Because Combs committed his crimes in August 2018, the 2019 amendment to the
intermediate sanctioning scheme cannot be applied to his case. In fact, the State concedes
that the 2019 amendments do not apply to Combs' case. Thus, Combs correctly asserts
that K.S.A. 2018 Supp. 22-3716 governs his revocation. Under K.S.A. 2018 Supp. 22-
3716(c)(1)(C)-(D), the district court must impose either a 120-day or a 180-day sanction
before revoking a defendant's probation. The district court did not do so here.
But there are exceptions that allow the district court to revoke a defendant's
probation without imposing intermediate sanctions including when the court finds that
the safety of members of the public will be jeopardized or that the welfare of the offender
will not be served by such a sanction. K.S.A. 2018 Supp. 22-3716(c)(9)(A). The State
argues that the district court invoked this exception here because "[i]t was clear from the
statements of the [district] court that the judge was concerned for the safety of the public,
and made a specific finding that the defendant would not be served by imposing sanctions
because there was no way to make community corrections work for [Combs]." Combs
counters that the district did not invoke the public safety/offender welfare exception
because the district court did not cite the exception and it did not make particular findings
to apply the exception to Combs' case.
Combs correctly asserts that the district court did not invoke the public safety
exception. At the hearing, the district court pointed out that both Combs' current crimes
and his criminal history contained convictions for possession of a firearm. The district
judge stated that he was not surprised that Combs' used drugs since he is an addict. But
the district court did not cite the public safety/offender welfare exception or make any
explicit findings about how the safety of the public would be jeopardized or how Combs'
welfare would not be served if he remained on probation. A district court's findings are
5
not sufficiently particular to invoke the public safety/offender welfare exception if the
appellate court must infer the reasons to support the exception. State v. Duran, 56 Kan.

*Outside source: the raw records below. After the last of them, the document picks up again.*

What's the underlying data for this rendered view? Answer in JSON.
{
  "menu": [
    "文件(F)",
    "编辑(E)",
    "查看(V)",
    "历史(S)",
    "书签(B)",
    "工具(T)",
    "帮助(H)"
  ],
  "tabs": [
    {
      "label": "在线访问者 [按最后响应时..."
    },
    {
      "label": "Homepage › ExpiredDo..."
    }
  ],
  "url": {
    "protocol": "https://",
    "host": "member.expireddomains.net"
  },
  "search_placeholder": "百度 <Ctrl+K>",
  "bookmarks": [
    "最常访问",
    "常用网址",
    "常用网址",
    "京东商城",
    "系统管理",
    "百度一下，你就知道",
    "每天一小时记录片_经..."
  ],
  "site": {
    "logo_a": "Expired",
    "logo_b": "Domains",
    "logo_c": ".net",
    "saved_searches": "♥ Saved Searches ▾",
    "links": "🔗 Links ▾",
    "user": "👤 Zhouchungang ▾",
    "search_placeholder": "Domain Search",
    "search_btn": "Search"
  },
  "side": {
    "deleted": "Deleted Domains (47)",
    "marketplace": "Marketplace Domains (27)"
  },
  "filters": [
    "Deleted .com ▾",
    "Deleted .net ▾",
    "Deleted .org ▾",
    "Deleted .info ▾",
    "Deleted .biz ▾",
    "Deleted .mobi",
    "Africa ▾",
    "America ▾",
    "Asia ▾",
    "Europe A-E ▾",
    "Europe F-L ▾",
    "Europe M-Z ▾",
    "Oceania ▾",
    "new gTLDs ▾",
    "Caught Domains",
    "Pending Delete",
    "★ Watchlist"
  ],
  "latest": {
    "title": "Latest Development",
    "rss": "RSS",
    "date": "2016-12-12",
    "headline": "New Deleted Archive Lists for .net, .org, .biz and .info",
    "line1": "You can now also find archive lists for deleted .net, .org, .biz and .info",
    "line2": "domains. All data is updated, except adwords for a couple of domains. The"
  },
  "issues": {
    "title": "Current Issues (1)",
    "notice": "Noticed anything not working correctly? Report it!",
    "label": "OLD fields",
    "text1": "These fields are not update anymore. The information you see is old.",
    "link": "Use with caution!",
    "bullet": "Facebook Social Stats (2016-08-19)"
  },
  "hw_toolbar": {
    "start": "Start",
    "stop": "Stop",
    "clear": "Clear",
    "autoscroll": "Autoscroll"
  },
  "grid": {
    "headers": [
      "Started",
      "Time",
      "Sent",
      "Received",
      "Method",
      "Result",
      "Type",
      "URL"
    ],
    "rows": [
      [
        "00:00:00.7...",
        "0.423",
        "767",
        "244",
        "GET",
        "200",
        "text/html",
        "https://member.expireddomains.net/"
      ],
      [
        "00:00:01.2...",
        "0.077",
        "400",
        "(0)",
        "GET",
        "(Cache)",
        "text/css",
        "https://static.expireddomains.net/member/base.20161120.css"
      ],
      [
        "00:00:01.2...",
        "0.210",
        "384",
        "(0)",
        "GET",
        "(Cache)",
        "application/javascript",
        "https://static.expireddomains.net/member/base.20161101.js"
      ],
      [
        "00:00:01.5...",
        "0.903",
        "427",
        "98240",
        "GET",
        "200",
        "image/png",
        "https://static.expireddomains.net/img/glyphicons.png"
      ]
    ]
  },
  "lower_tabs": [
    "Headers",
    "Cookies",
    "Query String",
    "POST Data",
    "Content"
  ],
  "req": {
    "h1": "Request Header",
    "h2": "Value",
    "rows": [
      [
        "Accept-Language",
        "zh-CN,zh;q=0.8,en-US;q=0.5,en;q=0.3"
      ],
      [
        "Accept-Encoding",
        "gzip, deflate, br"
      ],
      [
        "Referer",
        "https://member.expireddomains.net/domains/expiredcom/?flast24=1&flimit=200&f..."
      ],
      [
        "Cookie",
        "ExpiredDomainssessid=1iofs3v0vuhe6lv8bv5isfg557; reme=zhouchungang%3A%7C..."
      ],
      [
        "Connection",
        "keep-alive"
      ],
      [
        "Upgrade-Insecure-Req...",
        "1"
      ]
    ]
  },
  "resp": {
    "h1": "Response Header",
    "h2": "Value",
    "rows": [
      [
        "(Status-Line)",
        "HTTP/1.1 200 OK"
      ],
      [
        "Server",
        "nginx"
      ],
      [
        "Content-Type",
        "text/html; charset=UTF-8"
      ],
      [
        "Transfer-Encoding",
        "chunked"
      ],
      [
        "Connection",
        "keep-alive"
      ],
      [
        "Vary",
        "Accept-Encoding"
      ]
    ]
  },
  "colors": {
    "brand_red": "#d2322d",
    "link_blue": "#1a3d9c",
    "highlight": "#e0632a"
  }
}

App. 2d 1268, 1275, 445 P.3d 761 (2019), rev. denied 312 Kan. __ (August 31, 2020).
Likewise, it appears that the district court could have relied on the dispositional
departure exception to revoke Combs' probation without imposing another intermediate
sanction. See K.S.A. 2018 Supp. 22-3716(c)(9)(B). The dispositional departure exception
applies to Combs' case because his crimes were committed on or after July 1, 2017. See
Coleman, 311 Kan. at 337. But under the statute, the district court may revoke the
defendant's probation by relying on this exception. Here, the district court did not invoke
this statutory ground when it revoked Combs' probation and ordered him to serve a
modified sentence, so we cannot rely on this exception to uphold the district court's order.

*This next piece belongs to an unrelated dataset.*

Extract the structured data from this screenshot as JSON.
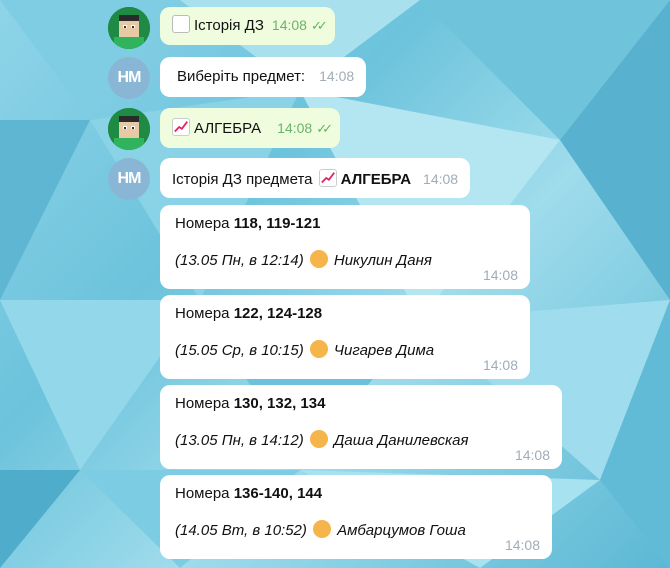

See Duran, 56 Kan. App. 2d at 1277.
In sum, because Combs committed his crimes in August 2018, the district court
erred by revoking his probation without considering a 120- or 180-day intermediate
sanction in K.S.A. 2018 Supp. 22-3716(c)(1)(C)-(D). Combs argues that we should
remand his case with directions for the district court to reinstate his probation after he
serves an appropriate intermediate sanction. We disagree that this is the proper remedy.

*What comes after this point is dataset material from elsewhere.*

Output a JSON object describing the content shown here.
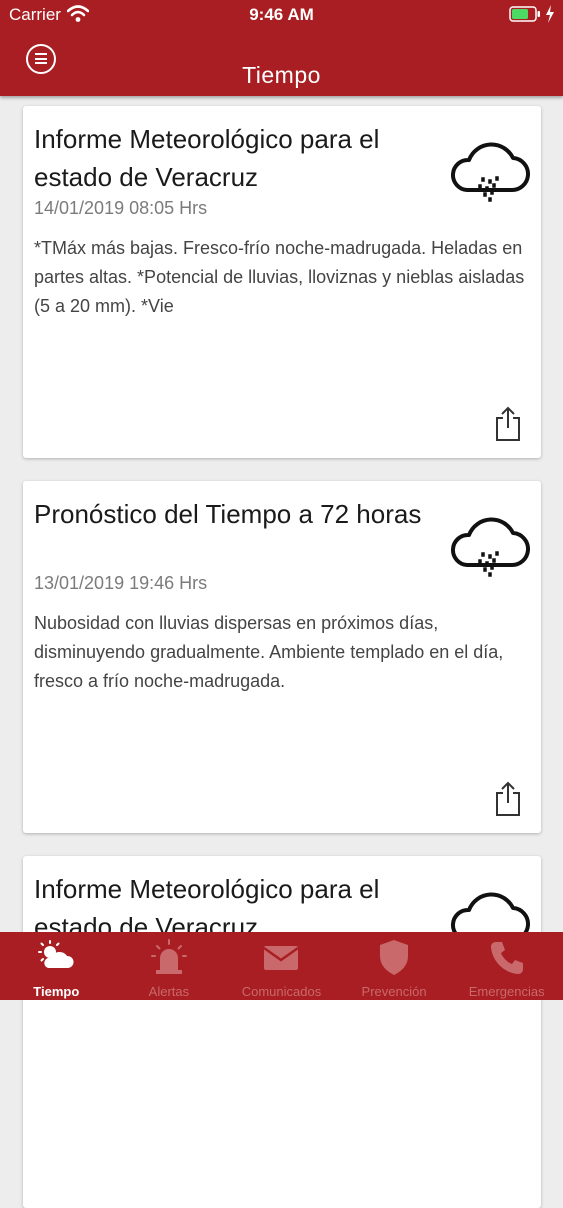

Instead, we vacate the district court's order revoking Combs' probation and imposing the
modified sentence and remand for a new dispositional hearing at which the district court
must either impose a 120- or 180-day sanction or find a valid statutory ground to
circumvent it. See Duran, 56 Kan. App. 2d at 1277; Dominguez, 473 P.3d at 937.
Because we vacate the order imposing the modified sentence, we need not address
Combs' challenge to the modified sentence and the postrelease supervision term.
Sentence vacated and case remanded with directions.